God pardon his wasted, misused life, he groaned, and grant him one single fragment of opportunity more, and he should not be unremembered; and the flicker of a strange smile curved Andrew Calcott's lips as he silently registered this vow.
"Are you sleepy or tired, Uncle Andrew?" asked Emmie, rather awe-stricken by the long silence and closed eye-lids, and still more by the smile. "When you lay like that, so still and white," continued the child, "you reminded me of the figure of the old Crusader--a knight I think he was--on the tomb I saw once in church. Do you know what I was thinking about when I watched you?"
He shook his head.
"I was wondering if you felt afraid--to die, I mean."
"Well, child; what then?" regarding her strangely.
"I used to be terribly afraid, you know," creeping closer, and whispering confidentially. "When I sat alone in the old garret,--ah, the poor old garret; I don't hate it quite so much now,--and it got dark, and the silence had odd voices in it, I used to think about mamma and want to go to her; only I could not get to her without dying, and that troubled me."
"Hush, Emmie," interrupted her sister, softly; but Mr. Calcott waved her aside, and bade her let the child speak, and Queenie drew back again into the shade of the curtain.
"I used to sit for ever so long, and fancy how it would be. I fainted once; and then I thought it would be like that, only I was afraid I should feel terribly cold and lonely when I woke and found myself alone in a strange place, however beautiful it might be; and then Queenie took me to see that picture, and after that I did not mind at all."
"What picture, little one?"
"Of a girl, not much older than I, asleep with her arms so,"--crossing hers gravely over her breast,--"and sliding up a great pathway of light, just as I saw a little boat once floating in the moonlight. Fancy floating asleep between the stars, and right into heaven!"
A half-groan answered the child, but she was too absorbed to notice it.
"I never forgot the picture; it made me so happy to think of it. I shall not mind dying a bit now; I shall just cross my arms, as the girl did, and shut my eyes, and when I wake up I shall see mamma smiling at the door; and perhaps," finished the child solemnly, "He will come to me, instead of letting me go very far in the great dazzling place to find Him."
"Him!"
"Our Lord, you know; I shall want to see Him most. Uncle Andrew, when I say my prayers to-night I shall tell Him that you are afraid, and ask Him to let mamma be the first to meet you; and not a great splendid angel with wings, but just mamma, looking, oh, so beautiful! and smiling as she used to smile."

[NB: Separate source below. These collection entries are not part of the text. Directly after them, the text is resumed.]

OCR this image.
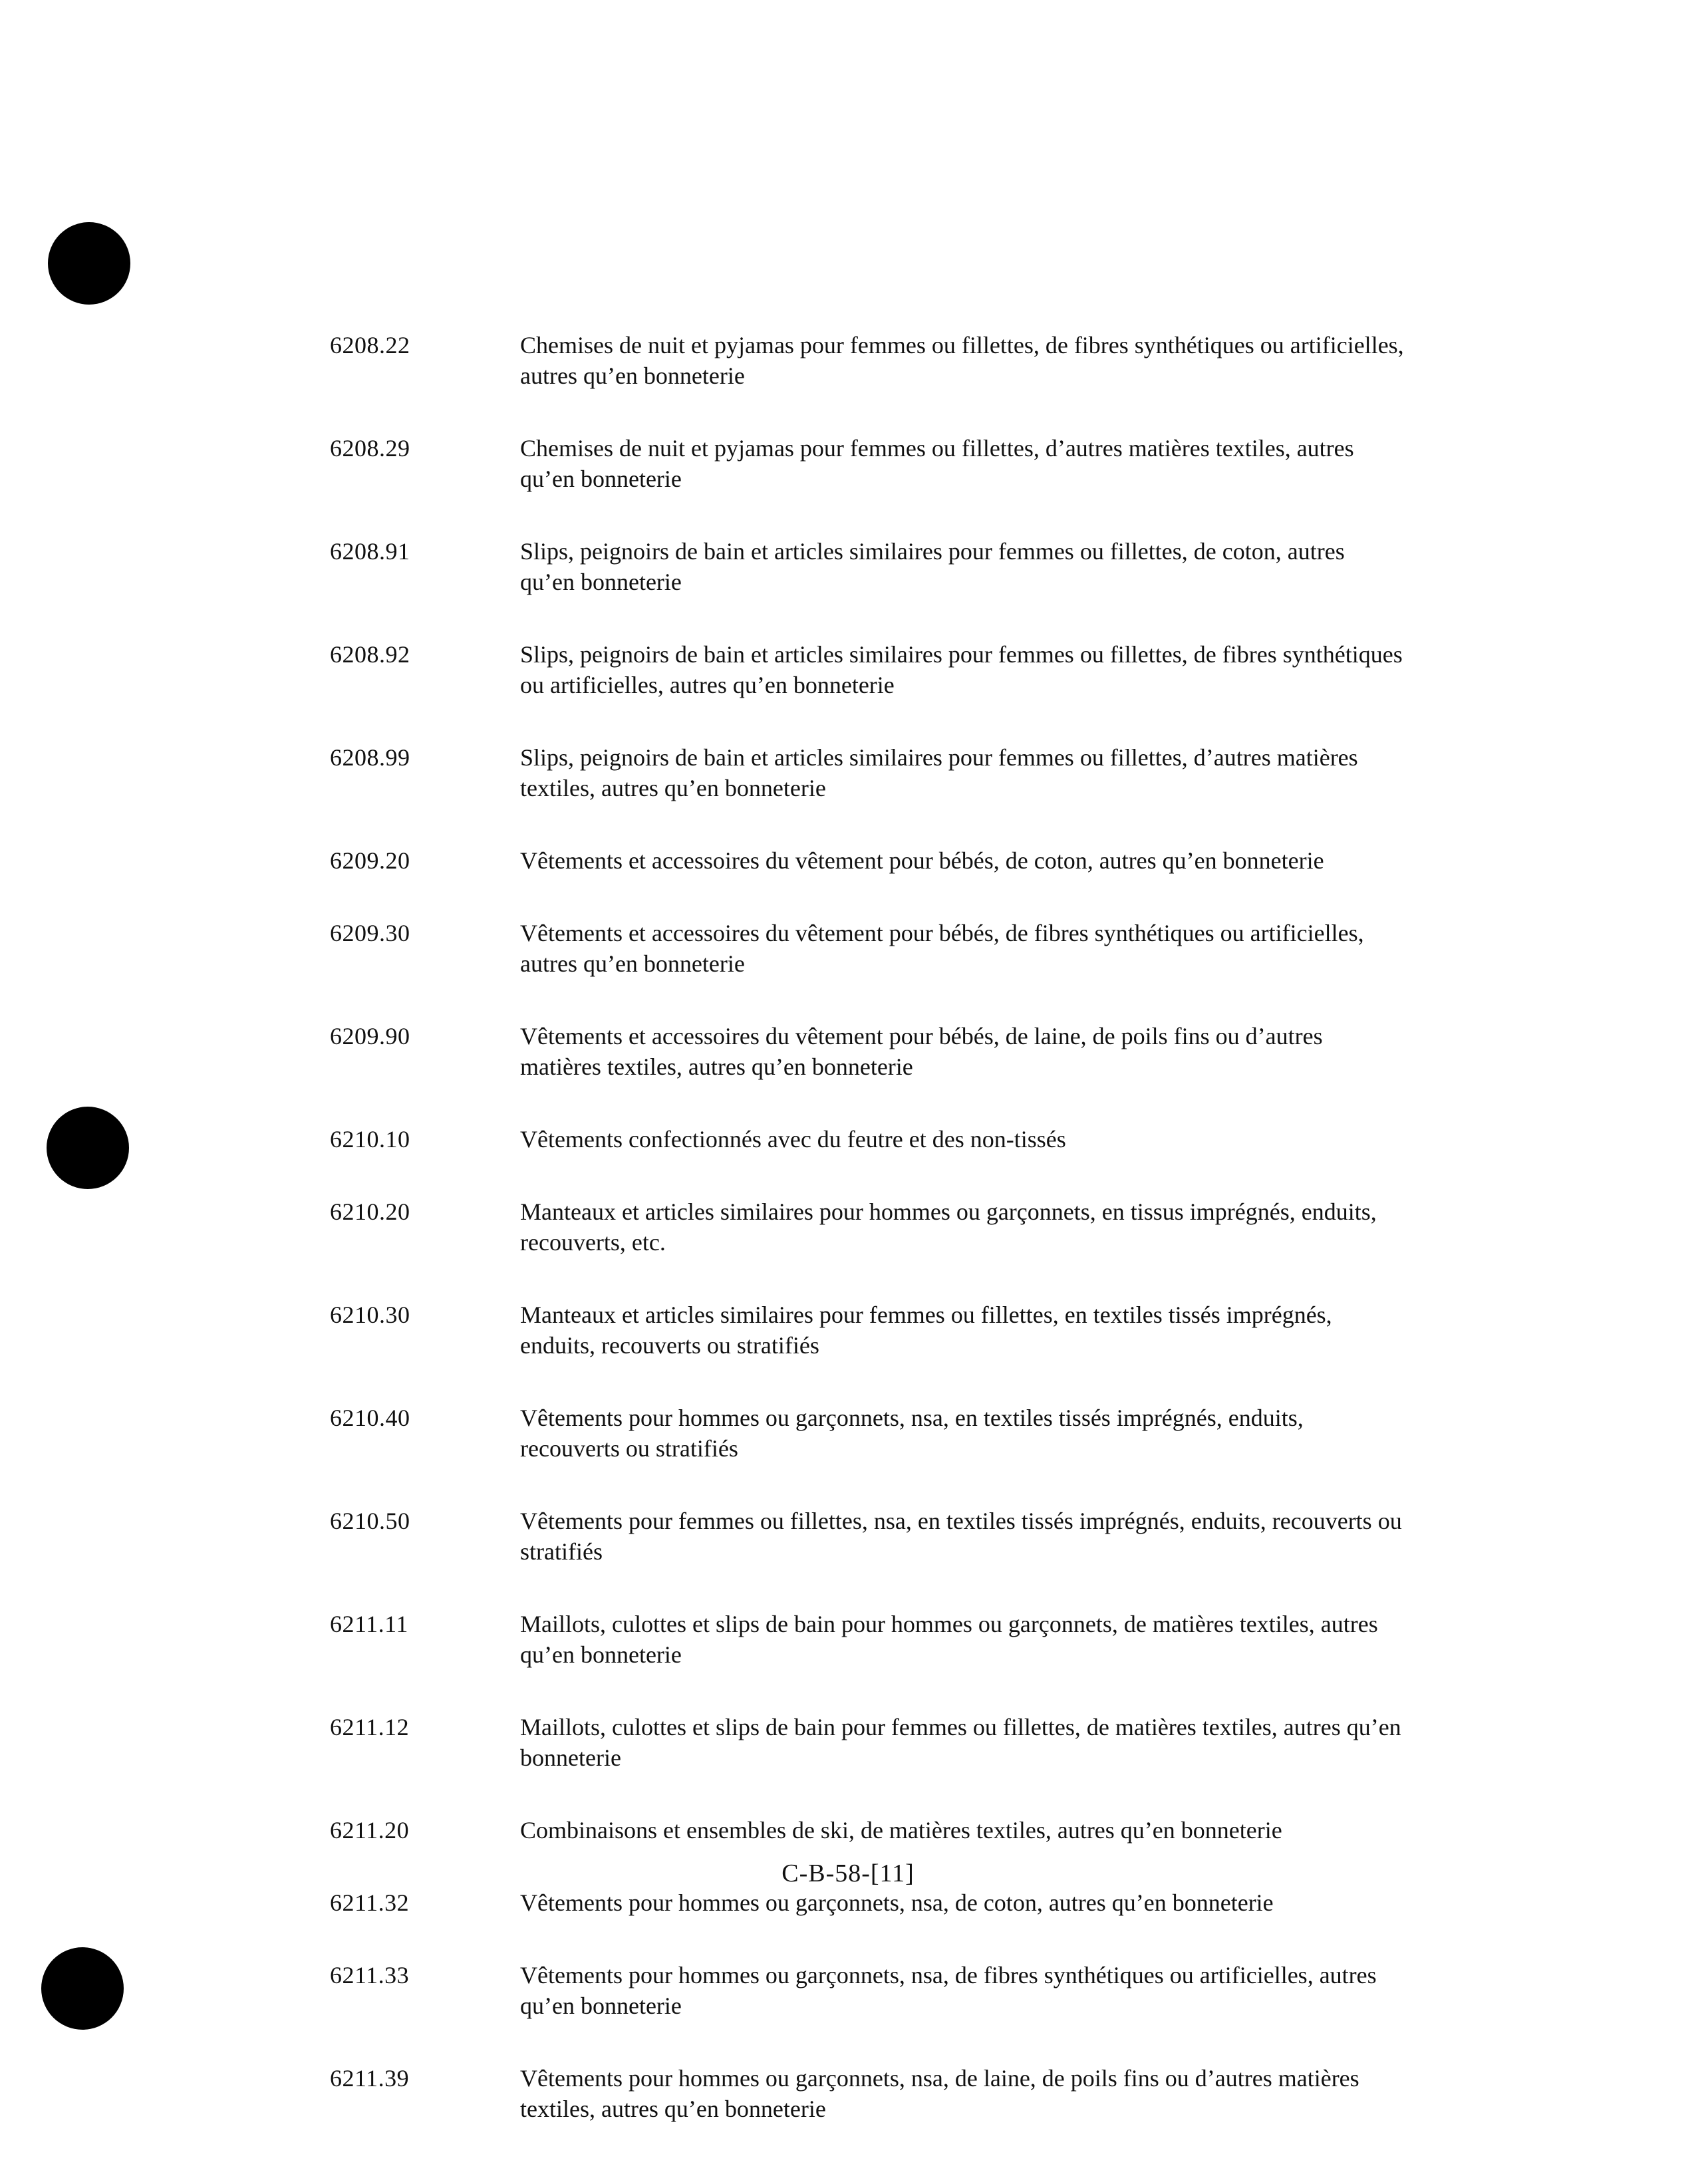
6208.22	Chemises de nuit et pyjamas pour femmes ou fillettes, de fibres synthétiques ou artificielles, autres qu’en bonneterie
6208.29	Chemises de nuit et pyjamas pour femmes ou fillettes, d’autres matières textiles, autres qu’en bonneterie
6208.91	Slips, peignoirs de bain et articles similaires pour femmes ou fillettes, de coton, autres qu’en bonneterie
6208.92	Slips, peignoirs de bain et articles similaires pour femmes ou fillettes, de fibres synthétiques ou artificielles, autres qu’en bonneterie
6208.99	Slips, peignoirs de bain et articles similaires pour femmes ou fillettes, d’autres matières textiles, autres qu’en bonneterie
6209.20	Vêtements et accessoires du vêtement pour bébés, de coton, autres qu’en bonneterie
6209.30	Vêtements et accessoires du vêtement pour bébés, de fibres synthétiques ou artificielles, autres qu’en bonneterie
6209.90	Vêtements et accessoires du vêtement pour bébés, de laine, de poils fins ou d’autres matières textiles, autres qu’en bonneterie
6210.10	Vêtements confectionnés avec du feutre et des non-tissés
6210.20	Manteaux et articles similaires pour hommes ou garçonnets, en tissus imprégnés, enduits, recouverts, etc.
6210.30	Manteaux et articles similaires pour femmes ou fillettes, en textiles tissés imprégnés, enduits, recouverts ou stratifiés
6210.40	Vêtements pour hommes ou garçonnets, nsa, en textiles tissés imprégnés, enduits, recouverts ou stratifiés
6210.50	Vêtements pour femmes ou fillettes, nsa, en textiles tissés imprégnés, enduits, recouverts ou stratifiés
6211.11	Maillots, culottes et slips de bain pour hommes ou garçonnets, de matières textiles, autres qu’en bonneterie
6211.12	Maillots, culottes et slips de bain pour femmes ou fillettes, de matières textiles, autres qu’en bonneterie
6211.20	Combinaisons et ensembles de ski, de matières textiles, autres qu’en bonneterie
6211.32	Vêtements pour hommes ou garçonnets, nsa, de coton, autres qu’en bonneterie
6211.33	Vêtements pour hommes ou garçonnets, nsa, de fibres synthétiques ou artificielles, autres qu’en bonneterie
6211.39	Vêtements pour hommes ou garçonnets, nsa, de laine, de poils fins ou d’autres matières textiles, autres qu’en bonneterie
C-B-58-[11]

"God bless you, child; there, leave me; take her away, or I will not answer for myself. I have the pain again; those drops, quick! Oh, merciful heavens! only the boon of another day, one more day."
"Hush! you are only agitating yourself; you are not really worse," returned Queenie, tenderly, wiping the moisture from his forehead. "If you calm yourself the attack will pass off. Emmie, darling, you must leave him now; he is too tired to talk any more;" and the child gently obeyed, after kissing him timidly on the cheek.
"You must go too, I suppose," laying a delaying hand on her dress nevertheless.
"Yes; but it is only good-bye for a little while," returned Queenie, trying to speak cheerfully, but her eyes filling with tears. "When I come back we must have some more nice talks, and quiet cosy times together. You will miss me; I am sorry and grieved to think how you will miss me," finished the girl, faltering sadly over her words; "but Emmie and I will think of you and talk of you all the time we are away."
"Aye, do; but it is good-bye for all that," he returned, with a strange look at her. "You have meant well by me, I believe; thank you for all you have done for me."
"No, no; it has been so little, and it has made me happy to do it," exclaimed Queenie, and now the tears fairly brimmed over. As he held her hand in the weak, nerveless grasp of old age she stooped over him, with an infinite yearning of pity and sorrow, and kissed him softly on the forehead, as a daughter might have done.
In the years to come Queenie never regretted that kiss.